Jeder tatsächliche Fehler sei einer zu viel, betonte die Bremer Ärztekammer-Präsidentin Heidrun Gitter. „Dennoch zeigt die geringe Zahl der Fehler bei insgesamt sieben Millionen ambulanten und stationären Behandlungsfällen im Land Bremen, dass Patienten in Kliniken und Praxen auf eine gute medizinische Behandlung auf hohem Qualitätsniveau vertrauen können.“

Keine zentrale Erfassung

Allerdings ist im vergangenen Jahr auch über weniger Fälle entschieden worden. Zudem spiegeln die Zahlen der Schlichtungsstellen nur einen Teil der ­Behandlungsvorwürfe und -fehler wider, da es keine zentrale Erfassung gibt. Patienten können sich bei einem Verdacht auch direkt an Anwälte, Gerichte oder Krankenkassen wenden. Wie viele Beschwerden und Fehler es ­tatsächlich gibt, lässt sich demnach nur schätzen.

Auch bundesweit ist die Zahl festgestellter Behandlungsfehler erneut leicht zurückgegangen: Bestätigt wurden 1499 Fälle, 2017 waren es laut Bundesärztekammer 1783. In 88 Fällen führten Fehler zum Tod von Patienten. Die meisten Beschwerden gab es laut der Ärztestatistik für den Bund nach Behandlungen und Operationen von Knie- und Hüftgelenkverschleiß, Oberschenkelbrüchen und Bandscheibenschäden. Insgesamt trafen die Schlichtungsstellen der Ärztekammern im vergangenen Jahr bundesweit 5972 Entscheidungen zu mutmaßlichen Fehlern, 2017 waren es 7307.
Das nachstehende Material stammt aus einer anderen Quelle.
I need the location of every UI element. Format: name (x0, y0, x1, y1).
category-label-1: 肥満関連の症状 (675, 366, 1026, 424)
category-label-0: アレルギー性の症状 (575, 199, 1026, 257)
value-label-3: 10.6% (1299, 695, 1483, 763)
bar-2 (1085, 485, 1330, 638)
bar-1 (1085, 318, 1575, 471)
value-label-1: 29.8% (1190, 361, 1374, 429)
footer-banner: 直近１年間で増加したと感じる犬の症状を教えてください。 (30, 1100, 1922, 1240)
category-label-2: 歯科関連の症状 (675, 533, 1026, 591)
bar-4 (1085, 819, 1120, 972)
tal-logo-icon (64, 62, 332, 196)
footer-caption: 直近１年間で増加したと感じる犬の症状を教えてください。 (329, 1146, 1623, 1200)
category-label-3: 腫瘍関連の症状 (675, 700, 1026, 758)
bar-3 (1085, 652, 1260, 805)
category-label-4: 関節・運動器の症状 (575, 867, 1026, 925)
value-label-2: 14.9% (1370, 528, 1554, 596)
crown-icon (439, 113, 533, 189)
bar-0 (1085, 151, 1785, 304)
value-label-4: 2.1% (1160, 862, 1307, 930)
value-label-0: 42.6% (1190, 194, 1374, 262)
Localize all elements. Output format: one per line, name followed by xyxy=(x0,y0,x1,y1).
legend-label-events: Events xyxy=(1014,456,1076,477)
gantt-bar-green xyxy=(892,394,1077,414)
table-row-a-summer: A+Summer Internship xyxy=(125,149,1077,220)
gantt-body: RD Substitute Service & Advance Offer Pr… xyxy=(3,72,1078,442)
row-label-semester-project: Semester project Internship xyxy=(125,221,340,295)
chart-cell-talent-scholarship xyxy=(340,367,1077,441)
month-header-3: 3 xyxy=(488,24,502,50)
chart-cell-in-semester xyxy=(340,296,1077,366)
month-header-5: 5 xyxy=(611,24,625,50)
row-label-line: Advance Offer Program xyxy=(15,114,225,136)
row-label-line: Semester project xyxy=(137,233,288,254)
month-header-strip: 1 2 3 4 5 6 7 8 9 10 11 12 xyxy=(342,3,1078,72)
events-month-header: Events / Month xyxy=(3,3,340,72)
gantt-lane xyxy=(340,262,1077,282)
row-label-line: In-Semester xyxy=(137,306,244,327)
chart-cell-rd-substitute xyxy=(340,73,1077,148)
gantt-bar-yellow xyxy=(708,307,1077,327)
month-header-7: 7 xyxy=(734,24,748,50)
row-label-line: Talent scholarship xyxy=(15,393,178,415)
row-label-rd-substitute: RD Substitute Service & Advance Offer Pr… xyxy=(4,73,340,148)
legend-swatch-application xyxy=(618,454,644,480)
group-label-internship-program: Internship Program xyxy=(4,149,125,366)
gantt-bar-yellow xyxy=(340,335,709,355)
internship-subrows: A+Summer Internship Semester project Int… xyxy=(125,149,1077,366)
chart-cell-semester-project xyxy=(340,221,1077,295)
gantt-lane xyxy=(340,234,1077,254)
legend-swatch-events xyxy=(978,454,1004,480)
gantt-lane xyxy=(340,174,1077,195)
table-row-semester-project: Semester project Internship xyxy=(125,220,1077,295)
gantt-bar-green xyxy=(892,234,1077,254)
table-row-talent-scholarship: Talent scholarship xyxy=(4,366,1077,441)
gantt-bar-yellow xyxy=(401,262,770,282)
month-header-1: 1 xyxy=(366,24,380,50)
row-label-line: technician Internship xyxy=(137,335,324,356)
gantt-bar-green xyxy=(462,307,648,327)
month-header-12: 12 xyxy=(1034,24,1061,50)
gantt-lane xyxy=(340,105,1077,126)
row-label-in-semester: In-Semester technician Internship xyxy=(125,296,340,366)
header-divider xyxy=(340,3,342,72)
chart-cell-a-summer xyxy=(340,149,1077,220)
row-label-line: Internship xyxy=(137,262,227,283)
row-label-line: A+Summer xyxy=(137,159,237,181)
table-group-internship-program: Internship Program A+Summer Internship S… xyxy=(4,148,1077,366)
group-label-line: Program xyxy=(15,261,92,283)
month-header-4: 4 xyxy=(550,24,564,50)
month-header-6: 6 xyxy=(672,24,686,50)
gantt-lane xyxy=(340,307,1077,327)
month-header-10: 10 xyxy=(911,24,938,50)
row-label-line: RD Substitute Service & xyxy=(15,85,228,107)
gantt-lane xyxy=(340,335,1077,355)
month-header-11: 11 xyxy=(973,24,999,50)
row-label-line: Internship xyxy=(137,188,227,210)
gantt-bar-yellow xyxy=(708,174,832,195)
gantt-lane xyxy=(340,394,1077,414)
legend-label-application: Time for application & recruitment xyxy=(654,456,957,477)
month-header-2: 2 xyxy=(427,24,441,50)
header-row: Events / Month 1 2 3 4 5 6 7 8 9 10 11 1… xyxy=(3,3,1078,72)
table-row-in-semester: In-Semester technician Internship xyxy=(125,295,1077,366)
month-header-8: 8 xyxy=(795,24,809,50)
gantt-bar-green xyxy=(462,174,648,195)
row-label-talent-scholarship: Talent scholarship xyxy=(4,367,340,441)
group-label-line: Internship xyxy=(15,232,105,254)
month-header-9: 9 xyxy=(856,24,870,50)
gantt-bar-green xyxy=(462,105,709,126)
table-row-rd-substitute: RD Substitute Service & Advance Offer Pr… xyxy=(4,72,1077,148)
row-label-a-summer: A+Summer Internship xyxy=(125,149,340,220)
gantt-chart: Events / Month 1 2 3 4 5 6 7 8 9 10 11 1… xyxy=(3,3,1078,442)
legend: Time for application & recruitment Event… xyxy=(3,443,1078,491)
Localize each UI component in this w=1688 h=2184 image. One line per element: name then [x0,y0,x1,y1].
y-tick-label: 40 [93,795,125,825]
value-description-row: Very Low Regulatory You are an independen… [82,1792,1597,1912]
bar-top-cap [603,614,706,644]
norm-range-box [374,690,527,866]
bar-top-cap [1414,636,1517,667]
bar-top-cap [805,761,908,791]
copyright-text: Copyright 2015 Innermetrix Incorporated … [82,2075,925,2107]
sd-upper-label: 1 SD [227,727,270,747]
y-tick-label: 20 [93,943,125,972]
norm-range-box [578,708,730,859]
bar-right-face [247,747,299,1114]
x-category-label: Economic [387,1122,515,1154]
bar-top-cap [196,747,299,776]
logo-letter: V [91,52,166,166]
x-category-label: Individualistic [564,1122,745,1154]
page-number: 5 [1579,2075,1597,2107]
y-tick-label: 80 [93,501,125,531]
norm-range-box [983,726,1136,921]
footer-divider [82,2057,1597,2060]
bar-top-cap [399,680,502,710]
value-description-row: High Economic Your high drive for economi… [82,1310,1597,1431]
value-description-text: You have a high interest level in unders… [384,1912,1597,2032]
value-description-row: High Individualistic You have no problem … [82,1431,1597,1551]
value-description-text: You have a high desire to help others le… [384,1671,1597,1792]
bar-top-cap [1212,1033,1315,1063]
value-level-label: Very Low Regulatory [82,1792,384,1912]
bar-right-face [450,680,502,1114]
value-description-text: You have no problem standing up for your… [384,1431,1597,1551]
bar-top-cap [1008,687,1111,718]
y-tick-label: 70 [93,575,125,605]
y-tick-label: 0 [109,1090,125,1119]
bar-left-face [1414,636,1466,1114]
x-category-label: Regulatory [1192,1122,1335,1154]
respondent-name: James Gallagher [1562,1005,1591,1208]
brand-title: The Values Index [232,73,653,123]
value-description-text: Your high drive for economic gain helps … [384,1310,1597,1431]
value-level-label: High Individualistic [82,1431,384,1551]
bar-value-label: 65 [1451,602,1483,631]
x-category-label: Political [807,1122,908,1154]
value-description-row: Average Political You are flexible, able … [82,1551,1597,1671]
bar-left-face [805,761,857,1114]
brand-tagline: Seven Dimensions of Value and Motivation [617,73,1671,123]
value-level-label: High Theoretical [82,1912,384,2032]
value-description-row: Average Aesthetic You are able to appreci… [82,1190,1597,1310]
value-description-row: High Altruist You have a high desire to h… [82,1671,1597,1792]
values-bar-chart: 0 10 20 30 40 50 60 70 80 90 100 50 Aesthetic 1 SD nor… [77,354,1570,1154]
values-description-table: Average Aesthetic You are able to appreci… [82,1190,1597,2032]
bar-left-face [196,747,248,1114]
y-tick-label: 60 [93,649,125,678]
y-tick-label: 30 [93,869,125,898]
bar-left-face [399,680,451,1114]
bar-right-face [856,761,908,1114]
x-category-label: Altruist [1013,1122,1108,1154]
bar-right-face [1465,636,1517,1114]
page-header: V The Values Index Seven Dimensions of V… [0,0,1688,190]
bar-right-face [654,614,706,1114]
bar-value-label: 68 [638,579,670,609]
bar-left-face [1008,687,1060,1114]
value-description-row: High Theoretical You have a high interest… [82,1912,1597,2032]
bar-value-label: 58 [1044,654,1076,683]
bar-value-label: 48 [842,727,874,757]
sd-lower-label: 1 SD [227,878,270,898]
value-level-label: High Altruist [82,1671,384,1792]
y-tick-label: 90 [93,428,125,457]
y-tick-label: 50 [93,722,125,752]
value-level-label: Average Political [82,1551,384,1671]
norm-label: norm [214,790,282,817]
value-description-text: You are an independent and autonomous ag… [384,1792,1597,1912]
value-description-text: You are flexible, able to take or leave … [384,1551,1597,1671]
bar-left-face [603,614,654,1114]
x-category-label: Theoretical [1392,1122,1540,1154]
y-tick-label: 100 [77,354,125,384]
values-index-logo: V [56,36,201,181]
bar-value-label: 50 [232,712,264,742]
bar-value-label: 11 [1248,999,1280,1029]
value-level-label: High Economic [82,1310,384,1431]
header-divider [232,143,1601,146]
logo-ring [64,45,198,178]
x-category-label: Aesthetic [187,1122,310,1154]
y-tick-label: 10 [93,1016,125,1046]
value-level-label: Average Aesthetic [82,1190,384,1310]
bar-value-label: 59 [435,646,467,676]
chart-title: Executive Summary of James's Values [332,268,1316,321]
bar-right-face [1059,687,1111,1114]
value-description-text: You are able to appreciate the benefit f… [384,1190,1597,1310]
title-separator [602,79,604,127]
Patientenverbände wie die Deutsche Stiftung Patientenschutz fordern seit Langem ein Zentralregister für Behandlungsfehler. Darin müssten neben ärztlichen Behandlungsfehlern auch sämtliche Fehler in der Pflege erfasst werden. Notwendig sei es zudem, die Patientenrechte zu stärken und die Beweislast umzukehren, wie der Vorstand der Stiftung, Eugen Brysch, betonte. Bislang müssten Patienten Fehler beweisen, die Fakten lägen ­jedoch bei Kliniken und Ärzten.